Hermione Davies, investment director at Ruffer, believes investors are entering into a new world of inflation volatility and deeply negative real yields
Investors have divided into two camps. Those who believe inflation will subside and the rise in prices will prove temporary. And others who fear we are entering a period of high sustained inflation reminiscent of the 1970s. We consider both scenarios unlikely.
We believe we are entering a new inflationary era. But unlike the 1970s, it won’t be marked out by shockingly high inflation rates. Instead, investors will confront a world of inflation volatility. In this environment, the gap between interest rates and headline inflation will widen – creating a dangerous chasm known as negative real yields.
Take energy prices, wages and interest rates. Rising energy prices were chief amongst the culprits in sparking inflation in the 1970s as well as wage fluctuations. Today, wages are less likely to spiral, and while oil and gas prices have more than doubled in the last year, the world is not likely to see the ten-fold increase in energy costs that triggered the 1970s inflation.

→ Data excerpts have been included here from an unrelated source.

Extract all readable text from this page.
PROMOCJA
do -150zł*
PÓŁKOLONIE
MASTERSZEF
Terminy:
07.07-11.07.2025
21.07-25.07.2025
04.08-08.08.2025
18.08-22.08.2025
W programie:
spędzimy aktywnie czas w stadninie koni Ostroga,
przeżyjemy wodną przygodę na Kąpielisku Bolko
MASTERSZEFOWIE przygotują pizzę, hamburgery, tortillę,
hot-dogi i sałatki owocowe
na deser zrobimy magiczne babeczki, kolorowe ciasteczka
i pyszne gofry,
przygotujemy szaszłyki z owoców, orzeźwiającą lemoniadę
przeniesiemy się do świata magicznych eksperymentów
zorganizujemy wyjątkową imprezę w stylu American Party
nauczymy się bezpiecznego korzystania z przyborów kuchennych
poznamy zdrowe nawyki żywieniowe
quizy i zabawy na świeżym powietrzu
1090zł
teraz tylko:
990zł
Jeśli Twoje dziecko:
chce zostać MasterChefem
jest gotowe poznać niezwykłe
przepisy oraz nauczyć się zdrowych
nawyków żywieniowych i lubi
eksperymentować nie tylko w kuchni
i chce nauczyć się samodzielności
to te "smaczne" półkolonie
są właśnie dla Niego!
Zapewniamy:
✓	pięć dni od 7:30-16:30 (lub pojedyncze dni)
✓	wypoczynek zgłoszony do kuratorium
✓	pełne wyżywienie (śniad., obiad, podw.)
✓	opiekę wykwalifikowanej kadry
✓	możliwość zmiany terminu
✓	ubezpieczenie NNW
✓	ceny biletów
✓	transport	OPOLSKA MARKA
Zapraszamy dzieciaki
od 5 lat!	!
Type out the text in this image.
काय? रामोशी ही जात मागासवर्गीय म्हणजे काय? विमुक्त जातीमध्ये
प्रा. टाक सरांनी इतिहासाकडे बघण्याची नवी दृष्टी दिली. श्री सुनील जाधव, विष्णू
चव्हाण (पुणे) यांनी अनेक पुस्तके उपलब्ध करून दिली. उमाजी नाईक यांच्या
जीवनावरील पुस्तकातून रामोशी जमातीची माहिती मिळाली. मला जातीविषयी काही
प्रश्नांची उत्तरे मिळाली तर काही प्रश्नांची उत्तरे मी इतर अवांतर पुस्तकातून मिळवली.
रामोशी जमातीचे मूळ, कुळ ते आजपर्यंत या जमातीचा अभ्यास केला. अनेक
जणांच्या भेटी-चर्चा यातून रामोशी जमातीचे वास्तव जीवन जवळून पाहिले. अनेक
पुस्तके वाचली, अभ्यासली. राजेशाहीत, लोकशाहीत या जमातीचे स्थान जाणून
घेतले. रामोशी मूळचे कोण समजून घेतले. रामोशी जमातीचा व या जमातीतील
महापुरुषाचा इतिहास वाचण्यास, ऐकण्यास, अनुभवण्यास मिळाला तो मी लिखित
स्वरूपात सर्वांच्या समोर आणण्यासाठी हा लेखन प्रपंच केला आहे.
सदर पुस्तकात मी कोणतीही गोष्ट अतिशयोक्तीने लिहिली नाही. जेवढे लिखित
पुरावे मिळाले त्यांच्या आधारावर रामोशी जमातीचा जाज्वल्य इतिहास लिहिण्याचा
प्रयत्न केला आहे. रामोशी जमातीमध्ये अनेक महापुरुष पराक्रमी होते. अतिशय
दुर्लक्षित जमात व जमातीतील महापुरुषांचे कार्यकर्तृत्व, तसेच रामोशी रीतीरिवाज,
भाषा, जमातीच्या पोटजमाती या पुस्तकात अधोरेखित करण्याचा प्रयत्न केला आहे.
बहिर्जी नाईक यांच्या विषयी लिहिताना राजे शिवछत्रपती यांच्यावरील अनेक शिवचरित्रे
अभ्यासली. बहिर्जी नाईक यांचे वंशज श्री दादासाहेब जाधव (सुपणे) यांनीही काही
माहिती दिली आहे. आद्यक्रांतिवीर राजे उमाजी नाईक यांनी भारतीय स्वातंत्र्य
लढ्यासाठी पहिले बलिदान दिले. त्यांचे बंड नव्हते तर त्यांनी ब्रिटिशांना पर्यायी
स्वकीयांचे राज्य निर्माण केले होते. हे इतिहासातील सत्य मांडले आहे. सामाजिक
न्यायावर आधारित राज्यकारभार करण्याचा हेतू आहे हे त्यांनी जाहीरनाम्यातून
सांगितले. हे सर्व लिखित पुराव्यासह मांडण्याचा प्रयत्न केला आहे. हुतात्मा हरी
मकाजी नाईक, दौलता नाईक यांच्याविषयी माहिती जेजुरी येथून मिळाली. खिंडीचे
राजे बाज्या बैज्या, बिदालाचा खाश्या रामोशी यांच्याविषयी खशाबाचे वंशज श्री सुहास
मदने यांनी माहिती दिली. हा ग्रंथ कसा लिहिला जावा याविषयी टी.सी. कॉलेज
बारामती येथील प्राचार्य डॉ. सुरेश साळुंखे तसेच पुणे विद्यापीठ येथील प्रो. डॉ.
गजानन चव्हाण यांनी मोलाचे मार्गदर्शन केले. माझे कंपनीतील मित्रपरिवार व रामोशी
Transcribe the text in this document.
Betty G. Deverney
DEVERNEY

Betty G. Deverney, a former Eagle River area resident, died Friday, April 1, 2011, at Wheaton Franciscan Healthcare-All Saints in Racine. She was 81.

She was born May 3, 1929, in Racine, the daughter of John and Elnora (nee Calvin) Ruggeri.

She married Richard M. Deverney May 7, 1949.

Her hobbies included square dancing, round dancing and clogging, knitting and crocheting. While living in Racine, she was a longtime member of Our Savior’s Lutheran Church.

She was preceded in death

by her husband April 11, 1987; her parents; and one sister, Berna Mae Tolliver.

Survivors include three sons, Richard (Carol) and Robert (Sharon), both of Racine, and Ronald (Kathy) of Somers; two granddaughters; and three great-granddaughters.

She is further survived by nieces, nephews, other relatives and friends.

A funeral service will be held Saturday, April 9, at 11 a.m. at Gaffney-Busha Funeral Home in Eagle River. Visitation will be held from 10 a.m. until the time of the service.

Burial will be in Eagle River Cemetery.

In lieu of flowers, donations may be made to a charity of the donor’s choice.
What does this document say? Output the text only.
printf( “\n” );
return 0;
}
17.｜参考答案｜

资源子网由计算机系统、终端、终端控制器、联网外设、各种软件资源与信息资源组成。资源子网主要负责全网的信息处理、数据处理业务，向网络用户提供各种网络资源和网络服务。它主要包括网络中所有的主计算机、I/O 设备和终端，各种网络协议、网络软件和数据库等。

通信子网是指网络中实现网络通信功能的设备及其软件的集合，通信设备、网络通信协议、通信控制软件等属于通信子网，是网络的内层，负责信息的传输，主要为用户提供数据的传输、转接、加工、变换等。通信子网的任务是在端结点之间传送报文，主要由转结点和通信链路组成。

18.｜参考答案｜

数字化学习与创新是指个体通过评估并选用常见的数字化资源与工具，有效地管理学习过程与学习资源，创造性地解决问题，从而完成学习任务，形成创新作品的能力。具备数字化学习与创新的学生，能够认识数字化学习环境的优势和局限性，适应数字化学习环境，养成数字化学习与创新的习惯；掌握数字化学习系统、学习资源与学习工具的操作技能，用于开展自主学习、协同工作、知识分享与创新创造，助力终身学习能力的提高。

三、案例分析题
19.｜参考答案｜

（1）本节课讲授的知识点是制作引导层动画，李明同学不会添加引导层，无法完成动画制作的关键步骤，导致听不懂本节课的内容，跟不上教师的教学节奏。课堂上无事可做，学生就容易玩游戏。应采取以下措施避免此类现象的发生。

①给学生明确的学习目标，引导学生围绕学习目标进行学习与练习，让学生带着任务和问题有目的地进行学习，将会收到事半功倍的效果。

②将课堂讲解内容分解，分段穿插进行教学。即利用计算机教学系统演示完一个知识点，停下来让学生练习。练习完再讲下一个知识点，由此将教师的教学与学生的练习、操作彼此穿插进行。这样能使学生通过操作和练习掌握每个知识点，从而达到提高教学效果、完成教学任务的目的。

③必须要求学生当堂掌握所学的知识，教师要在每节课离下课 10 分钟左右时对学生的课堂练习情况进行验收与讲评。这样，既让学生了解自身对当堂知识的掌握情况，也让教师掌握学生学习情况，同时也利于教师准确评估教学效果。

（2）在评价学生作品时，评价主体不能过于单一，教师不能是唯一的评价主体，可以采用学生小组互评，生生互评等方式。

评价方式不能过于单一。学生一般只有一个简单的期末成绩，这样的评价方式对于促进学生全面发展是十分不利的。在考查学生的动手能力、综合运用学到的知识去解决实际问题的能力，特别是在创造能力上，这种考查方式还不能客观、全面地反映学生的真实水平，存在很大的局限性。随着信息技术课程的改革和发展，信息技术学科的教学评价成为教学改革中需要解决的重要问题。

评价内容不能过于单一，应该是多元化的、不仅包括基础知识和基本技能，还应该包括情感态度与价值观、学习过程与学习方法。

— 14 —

Rather, the world economy today is more vulnerable to (and intolerant of) interest rate increases than it used to be. The government debt to GDP ratio for developed economies has risen from 20% in the 1970s to over 100% now. To put simply, governments have become addicted to zero-cost borrowing and cannot afford for it to increase. And with asset prices also anchored to zero rates, it looks impossible for modern central banks to raise rates much without sending shockwaves through bond and equity markets.
This is how negative real yields come into play. The latest US CPI release means that the Real Fed Funds Rate (the difference between headline inflation and the Federal Open Market Committee’s (FOMC) main policy rate) was below -6% in October. That’s lower than at any point in the 1970s. By this measure, monetary policy is even more accommodative now than it was back then. And potentially even more dangerous.
This is the defining trait of the next inflationary era. Not double-digit inflation readings like the 1970s, but deeply negative real yields – mixed in with a sizeable dose of inflation volatility.